Atak pod Damaszkiem, niewykluczone, że z użyciem sarinu, nie przekreśla faktu, że rozbrojenie chemiczne jest jednym z największych sukcesów społeczności międzynarodowej. Do rozbrojenia skłonił przede wszystkim lęk przed odwetem, łatwym z racji względnej prostoty produkcji trujących środków bojowych. Dlatego 20 lat temu nawet mocarstwa przystąpiły do konwencji, która zakazała używania m.in. gazów bojowych na polu walki, a także ich wytwarzania i przechowywania.
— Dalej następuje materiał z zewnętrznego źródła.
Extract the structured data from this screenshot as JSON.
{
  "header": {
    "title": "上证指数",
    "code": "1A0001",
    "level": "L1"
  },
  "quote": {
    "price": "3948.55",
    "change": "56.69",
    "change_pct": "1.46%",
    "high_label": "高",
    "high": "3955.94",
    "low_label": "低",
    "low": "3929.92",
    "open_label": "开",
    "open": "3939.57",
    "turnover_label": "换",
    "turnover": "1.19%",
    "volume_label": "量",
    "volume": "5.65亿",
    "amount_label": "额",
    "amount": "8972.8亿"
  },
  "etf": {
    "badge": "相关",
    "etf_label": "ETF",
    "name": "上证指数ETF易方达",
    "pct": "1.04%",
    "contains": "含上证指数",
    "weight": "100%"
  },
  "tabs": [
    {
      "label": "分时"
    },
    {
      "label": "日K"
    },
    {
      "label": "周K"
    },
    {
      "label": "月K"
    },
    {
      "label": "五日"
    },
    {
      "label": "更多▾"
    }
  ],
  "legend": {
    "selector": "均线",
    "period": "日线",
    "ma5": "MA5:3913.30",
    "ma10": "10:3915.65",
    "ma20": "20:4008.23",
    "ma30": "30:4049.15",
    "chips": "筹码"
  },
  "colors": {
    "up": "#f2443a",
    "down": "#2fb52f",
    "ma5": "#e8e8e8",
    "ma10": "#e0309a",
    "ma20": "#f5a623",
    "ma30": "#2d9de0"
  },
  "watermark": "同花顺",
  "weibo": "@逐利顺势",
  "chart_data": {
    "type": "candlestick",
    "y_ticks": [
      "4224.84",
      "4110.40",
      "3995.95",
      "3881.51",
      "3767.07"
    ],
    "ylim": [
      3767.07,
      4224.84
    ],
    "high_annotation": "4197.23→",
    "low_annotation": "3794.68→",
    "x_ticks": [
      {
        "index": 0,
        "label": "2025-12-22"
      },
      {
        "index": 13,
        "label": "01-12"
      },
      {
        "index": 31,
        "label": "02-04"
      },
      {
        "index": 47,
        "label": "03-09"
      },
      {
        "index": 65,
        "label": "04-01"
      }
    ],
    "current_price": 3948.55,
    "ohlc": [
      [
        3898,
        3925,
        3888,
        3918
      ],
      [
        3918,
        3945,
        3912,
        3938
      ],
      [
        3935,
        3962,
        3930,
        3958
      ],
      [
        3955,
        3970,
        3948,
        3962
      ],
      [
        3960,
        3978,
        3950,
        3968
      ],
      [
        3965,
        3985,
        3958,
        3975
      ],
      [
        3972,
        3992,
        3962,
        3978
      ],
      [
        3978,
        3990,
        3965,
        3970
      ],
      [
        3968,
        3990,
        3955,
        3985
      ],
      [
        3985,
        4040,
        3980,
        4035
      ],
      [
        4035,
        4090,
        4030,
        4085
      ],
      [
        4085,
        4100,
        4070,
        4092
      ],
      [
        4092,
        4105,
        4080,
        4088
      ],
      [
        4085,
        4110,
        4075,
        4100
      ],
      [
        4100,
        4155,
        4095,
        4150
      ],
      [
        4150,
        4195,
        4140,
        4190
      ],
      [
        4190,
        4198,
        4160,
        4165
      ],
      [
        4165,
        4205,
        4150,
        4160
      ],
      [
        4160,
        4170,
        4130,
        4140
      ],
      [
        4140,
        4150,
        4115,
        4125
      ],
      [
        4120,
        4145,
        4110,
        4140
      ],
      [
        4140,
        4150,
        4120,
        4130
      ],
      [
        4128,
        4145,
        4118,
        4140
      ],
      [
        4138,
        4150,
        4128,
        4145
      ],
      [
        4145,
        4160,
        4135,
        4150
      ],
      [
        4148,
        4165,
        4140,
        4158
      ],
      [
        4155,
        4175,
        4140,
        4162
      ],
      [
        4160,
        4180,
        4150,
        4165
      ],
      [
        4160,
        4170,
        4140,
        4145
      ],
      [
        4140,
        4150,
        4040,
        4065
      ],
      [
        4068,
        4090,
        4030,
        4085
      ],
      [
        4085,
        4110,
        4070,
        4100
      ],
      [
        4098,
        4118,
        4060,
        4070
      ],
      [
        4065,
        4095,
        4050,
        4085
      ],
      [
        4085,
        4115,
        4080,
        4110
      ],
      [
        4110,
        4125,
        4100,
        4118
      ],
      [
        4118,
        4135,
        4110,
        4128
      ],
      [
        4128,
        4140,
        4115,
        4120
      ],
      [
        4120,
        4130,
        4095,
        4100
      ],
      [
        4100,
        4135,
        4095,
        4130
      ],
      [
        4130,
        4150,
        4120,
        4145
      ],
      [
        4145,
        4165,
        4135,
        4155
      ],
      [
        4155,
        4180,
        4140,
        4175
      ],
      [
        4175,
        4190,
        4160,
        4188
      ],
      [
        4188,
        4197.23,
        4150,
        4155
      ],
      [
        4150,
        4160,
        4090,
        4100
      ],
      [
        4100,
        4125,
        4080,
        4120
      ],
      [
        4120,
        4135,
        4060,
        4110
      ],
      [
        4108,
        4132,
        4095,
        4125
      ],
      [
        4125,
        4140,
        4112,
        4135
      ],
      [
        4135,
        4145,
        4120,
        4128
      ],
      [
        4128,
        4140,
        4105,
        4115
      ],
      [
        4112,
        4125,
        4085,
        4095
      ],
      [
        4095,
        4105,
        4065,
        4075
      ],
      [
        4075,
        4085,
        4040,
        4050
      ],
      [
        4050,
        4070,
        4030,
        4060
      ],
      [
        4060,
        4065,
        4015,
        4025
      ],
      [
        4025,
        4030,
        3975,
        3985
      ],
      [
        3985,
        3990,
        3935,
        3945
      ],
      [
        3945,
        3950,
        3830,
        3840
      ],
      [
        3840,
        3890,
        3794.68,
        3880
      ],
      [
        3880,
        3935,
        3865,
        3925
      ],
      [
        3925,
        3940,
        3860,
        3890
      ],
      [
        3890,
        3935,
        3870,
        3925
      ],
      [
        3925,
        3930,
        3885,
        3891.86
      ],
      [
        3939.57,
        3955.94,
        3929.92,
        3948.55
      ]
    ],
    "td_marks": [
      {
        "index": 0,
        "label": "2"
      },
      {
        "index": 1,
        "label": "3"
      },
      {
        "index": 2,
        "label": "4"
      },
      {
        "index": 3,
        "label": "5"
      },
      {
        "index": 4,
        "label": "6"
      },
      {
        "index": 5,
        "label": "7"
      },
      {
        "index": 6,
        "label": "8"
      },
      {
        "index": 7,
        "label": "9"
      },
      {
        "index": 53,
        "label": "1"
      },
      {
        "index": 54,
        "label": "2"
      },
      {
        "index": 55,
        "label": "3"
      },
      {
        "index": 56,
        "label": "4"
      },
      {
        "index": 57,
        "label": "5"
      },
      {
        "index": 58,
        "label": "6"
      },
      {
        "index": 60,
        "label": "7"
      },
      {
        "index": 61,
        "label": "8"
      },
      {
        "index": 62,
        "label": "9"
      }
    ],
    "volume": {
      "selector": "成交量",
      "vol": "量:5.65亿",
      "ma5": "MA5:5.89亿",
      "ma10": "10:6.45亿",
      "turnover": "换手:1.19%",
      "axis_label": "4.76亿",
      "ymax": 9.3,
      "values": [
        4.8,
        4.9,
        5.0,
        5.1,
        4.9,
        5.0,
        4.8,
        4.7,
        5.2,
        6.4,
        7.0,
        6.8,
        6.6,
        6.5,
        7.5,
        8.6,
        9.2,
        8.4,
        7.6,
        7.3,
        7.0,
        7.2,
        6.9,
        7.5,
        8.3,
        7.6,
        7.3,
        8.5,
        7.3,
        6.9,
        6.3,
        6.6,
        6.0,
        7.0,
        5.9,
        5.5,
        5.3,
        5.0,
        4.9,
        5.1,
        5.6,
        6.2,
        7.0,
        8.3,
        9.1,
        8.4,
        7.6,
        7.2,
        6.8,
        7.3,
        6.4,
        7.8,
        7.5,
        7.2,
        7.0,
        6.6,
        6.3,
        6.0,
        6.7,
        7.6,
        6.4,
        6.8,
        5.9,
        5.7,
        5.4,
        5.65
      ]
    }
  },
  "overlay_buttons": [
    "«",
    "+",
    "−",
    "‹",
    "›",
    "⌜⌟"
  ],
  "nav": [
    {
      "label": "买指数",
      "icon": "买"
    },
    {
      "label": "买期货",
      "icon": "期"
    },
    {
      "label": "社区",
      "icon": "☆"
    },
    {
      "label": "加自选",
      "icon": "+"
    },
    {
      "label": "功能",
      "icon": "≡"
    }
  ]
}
Konwencję podpisało już 189 państw (ostatnia w maju dołączyła Somalia), z czego tylko Birma i Izrael jej nie ratyfikowały.
Za to żadnego podpisu nie złożyły Angola, Egipt, Korea Płn., Syria i niedawno powstały Sudan Płd. Nic nie wiadomo o zapasach północnokoreańskich, ich składzie i rozmiarze, może być w nich nawet 5 tys. ton, czyli aż 7 proc. całej broni zgłoszonej przez państwa będące stronami konwencji. Egipt zapowiada, że jej nie podpisze, dopóki Izrael nie zrezygnuje z programu zbrojeń jądrowych, i dlatego nadal utrzymuje instalacje zdolne wytwarzać broń chemiczną. Właśnie z Egiptu niezbędną technologię otrzymała przed laty m.in. Syria, która może produkować nawet kilkaset ton gazów bojowych rocznie, w tym parzącego iperytu oraz powodujących paraliż tabunu, sarinu i wielokrotnie groźniejszego gazu VX.
Dotąd strony konwencji unieszkodliwiły niecałe 80 proc. swoich trujących arsenałów. Np. tej wiosny resztek swojego gazu musztardowego pozbyła się Libia, jednak główni posiadacze broni chemicznej – Irak, Japonia, Rosja i USA – będą się jej pozbywać latami, np. Japonia do początku lat 20.